コンテンポラリーアートとコンセプチュアルアート
十九世紀のモダンアートにもある程度のオリジナルや独創性が見いだされるのに対し、デュシャンという作家は真っ向からそれを嘲ったことは有名な話である。つまり「泉」である。もはや既製品(オーダーメイドと対比してレディメイド)である小便器をそのまま展示したのだ。ここにコンセプチュアルアート、つまり概念先行の、思惟に対する芸術概念の拡張を見て取るのが一般的な美術史観である。
しかし、コンテンポラリーアート=コンセプチュアルアートという定義は些か早計である。作品の概念は先にも述べたような共有された意味/価値という概念を既にモダンアート以前に獲得していたのだ。そこでその概念/図像の濃度的な入れ替わりが認められるようになった、というだけの話であり、「コンセプチュアルアートはデュシャンの専売特許ではない」とする論拠もここにある。
コンセプチュアルアートはデュシャンの専売特許ではない
本題はここである。共有された図像知が既に歴史的な概念であることはモダンアート以前/以後から明らかである。それではデュシャンがコンセプチュアルアートの第一人者でないとしたら、彼のどんな点に意味を見出すのがよいのか。
それは「共有された図像知」というものを一切排した、オリジナルですらないものにおける芸術性を見出した点である。つまりそれは全く歴史を踏まえず、踏襲の連続のさなかにない新たな系譜の創造を試みた、ということである。それではやはりデュシャンがコンセプチュアルアートのパイオニアであることは認めざるを得ない。問題はデュシャンのみにコンセプチュアルアートの起源を見出すことの危険性というか、それとはまったく異なった理解をする必要性が要請されているということの提示に他ならない、ということだ。

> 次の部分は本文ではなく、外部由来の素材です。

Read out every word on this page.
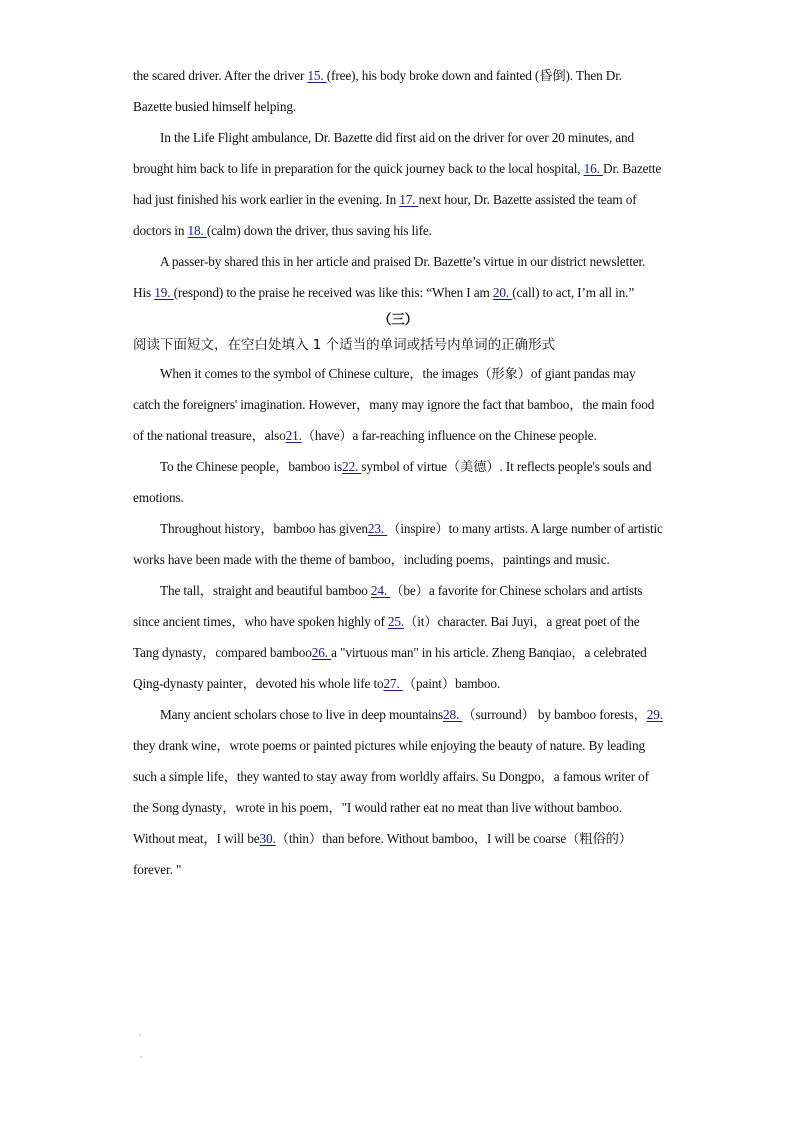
the scared driver. After the driver 15. (free), his body broke down and fainted (昏倒). Then Dr. Bazette busied himself helping.

In the Life Flight ambulance, Dr. Bazette did first aid on the driver for over 20 minutes, and brought him back to life in preparation for the quick journey back to the local hospital, 16. Dr. Bazette had just finished his work earlier in the evening. In 17. next hour, Dr. Bazette assisted the team of doctors in 18. (calm) down the driver, thus saving his life.

A passer-by shared this in her article and praised Dr. Bazette’s virtue in our district newsletter. His 19. (respond) to the praise he received was like this: “When I am 20. (call) to act, I’m all in.”

（三）

阅读下面短文，在空白处填入 1 个适当的单词或括号内单词的正确形式

When it comes to the symbol of Chinese culture，the images（形象）of giant pandas may catch the foreigners' imagination. However，many may ignore the fact that bamboo，the main food of the national treasure，also21.（have）a far-reaching influence on the Chinese people.

To the Chinese people，bamboo is22. symbol of virtue（美德）. It reflects people's souls and emotions.

Throughout history，bamboo has given23. （inspire）to many artists. A large number of artistic works have been made with the theme of bamboo，including poems，paintings and music.

The tall，straight and beautiful bamboo 24. （be）a favorite for Chinese scholars and artists since ancient times，who have spoken highly of 25.（it）character. Bai Juyi，a great poet of the Tang dynasty，compared bamboo26. a "virtuous man" in his article. Zheng Banqiao，a celebrated Qing-dynasty painter，devoted his whole life to27. （paint）bamboo.

Many ancient scholars chose to live in deep mountains28. （surround） by bamboo forests，29. they drank wine，wrote poems or painted pictures while enjoying the beauty of nature. By leading such a simple life，they wanted to stay away from worldly affairs. Su Dongpo，a famous writer of the Song dynasty，wrote in his poem，"I would rather eat no meat than live without bamboo. Without meat，I will be30.（thin）than before. Without bamboo，I will be coarse（粗俗的）forever. "
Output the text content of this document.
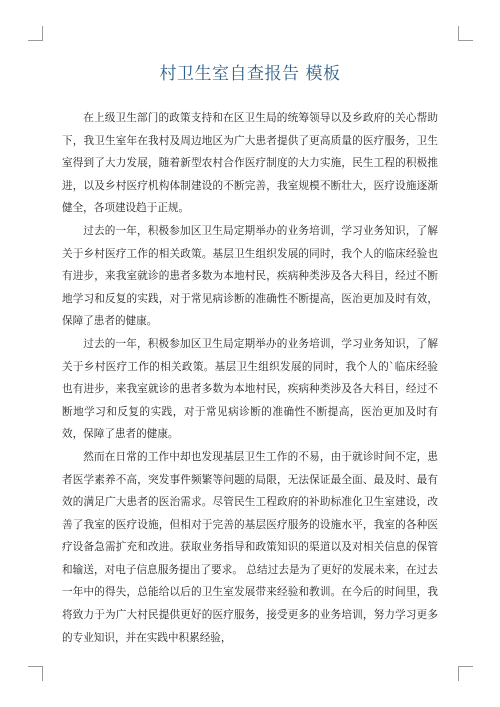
村卫生室自查报告 模板

在上级卫生部门的政策支持和在区卫生局的统筹领导以及乡政府的关心帮助下，我卫生室年在我村及周边地区为广大患者提供了更高质量的医疗服务，卫生室得到了大力发展，随着新型农村合作医疗制度的大力实施，民生工程的积极推进，以及乡村医疗机构体制建设的不断完善，我室规模不断壮大，医疗设施逐渐健全，各项建设趋于正规。

过去的一年，积极参加区卫生局定期举办的业务培训，学习业务知识，了解关于乡村医疗工作的相关政策。基层卫生组织发展的同时，我个人的临床经验也有进步，来我室就诊的患者多数为本地村民，疾病种类涉及各大科目，经过不断地学习和反复的实践，对于常见病诊断的准确性不断提高，医治更加及时有效，保障了患者的健康。

过去的一年，积极参加区卫生局定期举办的业务培训，学习业务知识，了解关于乡村医疗工作的相关政策。基层卫生组织发展的同时，我个人的`临床经验也有进步，来我室就诊的患者多数为本地村民，疾病种类涉及各大科目，经过不断地学习和反复的实践，对于常见病诊断的准确性不断提高，医治更加及时有效，保障了患者的健康。

然而在日常的工作中却也发现基层卫生工作的不易，由于就诊时间不定，患者医学素养不高，突发事件频繁等问题的局限，无法保证最全面、最及时、最有效的满足广大患者的医治需求。尽管民生工程政府的补助标准化卫生室建设，改善了我室的医疗设施，但相对于完善的基层医疗服务的设施水平，我室的各种医疗设备急需扩充和改进。获取业务指导和政策知识的渠道以及对相关信息的保管和输送，对电子信息服务提出了要求。 总结过去是为了更好的发展未来，在过去一年中的得失，总能给以后的卫生室发展带来经验和教训。在今后的时间里，我将致力于为广大村民提供更好的医疗服务，接受更多的业务培训，努力学习更多的专业知识，并在实践中积累经验，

ではその異なった理解というのはなんであるのか。それは「共有された図像知というものそれ自体の暴露」である。もはや共有された図像知の埒外である「泉」は逆説的にコントラストをなしてそれ自身を際立たせている、ということだ。概念/図像の対立関係を、概念優位に押し切って、そのうえでもはや共有された図像知という歴史性を一挙に排した新たな概念の成立の功績が、デュシャンを評価する一つの指標になるであろう。
と、言うことを少し考えたのだ。